それに、そういうお客って店側よりもお客の方が偉いと勘違いしているので、どんなにサービスしたところで感謝されるどころか、全て当たり前になってしまう。店側がどんなに尽くしても、結果としてそのお客は離れていくんです。それであれば、そういうお客をこの本で書いているように「捨てた」ところで、離れていくのが早いか遅いかの違いじゃないですか。
「ビジネス=価値交換」ですから、お客様とお店側はともにウィンウィン(win-win)であるべきです。こういうことがあって、常に尊重し合える関係を保てる人とだけ気持ち良く付き合っていければいいと思ったんです。

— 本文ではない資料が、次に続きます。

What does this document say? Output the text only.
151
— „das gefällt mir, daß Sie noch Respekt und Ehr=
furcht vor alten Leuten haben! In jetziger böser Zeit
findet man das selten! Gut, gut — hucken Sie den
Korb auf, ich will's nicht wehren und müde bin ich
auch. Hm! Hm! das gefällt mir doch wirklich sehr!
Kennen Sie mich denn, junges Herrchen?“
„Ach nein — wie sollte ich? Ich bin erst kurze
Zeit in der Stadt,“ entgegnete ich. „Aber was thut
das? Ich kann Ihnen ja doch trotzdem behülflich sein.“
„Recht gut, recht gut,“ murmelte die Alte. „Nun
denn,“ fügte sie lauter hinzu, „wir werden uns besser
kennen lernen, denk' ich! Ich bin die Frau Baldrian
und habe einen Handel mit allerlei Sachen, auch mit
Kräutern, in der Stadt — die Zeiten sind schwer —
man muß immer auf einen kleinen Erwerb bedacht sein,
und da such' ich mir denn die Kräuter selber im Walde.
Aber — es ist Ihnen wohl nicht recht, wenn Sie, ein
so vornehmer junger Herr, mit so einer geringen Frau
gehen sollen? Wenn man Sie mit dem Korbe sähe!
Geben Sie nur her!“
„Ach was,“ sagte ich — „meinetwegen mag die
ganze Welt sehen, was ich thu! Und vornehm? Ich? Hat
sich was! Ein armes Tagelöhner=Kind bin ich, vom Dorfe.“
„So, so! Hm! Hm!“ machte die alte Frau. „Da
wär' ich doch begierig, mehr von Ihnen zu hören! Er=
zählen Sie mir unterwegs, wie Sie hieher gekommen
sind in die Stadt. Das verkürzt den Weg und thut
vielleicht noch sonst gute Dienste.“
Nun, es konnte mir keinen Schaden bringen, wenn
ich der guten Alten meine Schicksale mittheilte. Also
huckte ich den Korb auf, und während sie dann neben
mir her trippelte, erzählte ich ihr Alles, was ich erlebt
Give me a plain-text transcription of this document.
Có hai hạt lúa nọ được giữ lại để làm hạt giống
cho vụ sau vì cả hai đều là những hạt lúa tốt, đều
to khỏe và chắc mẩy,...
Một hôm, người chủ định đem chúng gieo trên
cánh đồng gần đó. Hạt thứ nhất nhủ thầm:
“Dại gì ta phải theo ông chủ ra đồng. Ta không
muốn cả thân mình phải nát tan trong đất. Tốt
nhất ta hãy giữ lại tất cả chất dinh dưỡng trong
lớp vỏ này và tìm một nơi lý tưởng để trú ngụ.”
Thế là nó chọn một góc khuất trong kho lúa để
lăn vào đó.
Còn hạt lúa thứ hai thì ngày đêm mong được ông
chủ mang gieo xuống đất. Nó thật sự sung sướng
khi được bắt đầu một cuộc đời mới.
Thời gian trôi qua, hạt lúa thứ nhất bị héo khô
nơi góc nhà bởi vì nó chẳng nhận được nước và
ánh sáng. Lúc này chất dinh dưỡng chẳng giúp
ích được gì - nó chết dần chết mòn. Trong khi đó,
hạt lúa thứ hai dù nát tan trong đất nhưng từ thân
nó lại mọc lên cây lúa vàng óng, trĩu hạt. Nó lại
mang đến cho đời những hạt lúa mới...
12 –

――よくわかるお話でした。具体的には中谷さんはどんなことをされたのでしょうか。
中谷:会員制にシフトしました。僕が個人的に知り合った方や会員の紹介があった方を新規会員として増やしていく形です。あとは値上げですね。値上げはいいお客さんだけを残すのに一番手っ取り早いんです。
――値上げしても通いたいと思ってくれる人だけが残るわけですからね。どのくらい値上げをしたんですか?
中谷:当時、ちょうどうちの真向かいに大型美容室がオープンしたので、そこの3倍くらいに設定しました。カットで1万円くらいに。
――それはかなり高価格帯ですね。
中谷:ただそれでも残ってくださるお客さんはいたんです。その経験は大きかったです。
――本書はスモールビジネス向けとされていて、またヘアサロンを例に出されていますが、スモールビジネスであればどんな業種でも応用可能でしょうか。
中谷:もちろん、これは専門的な戦術論ではなく本質論ですから、スモールビジネスの戦略やマインドセットとしてあらゆる職業に応用可能です。
――お店の立地などの条件が変わっても、やり方自体は変わらない。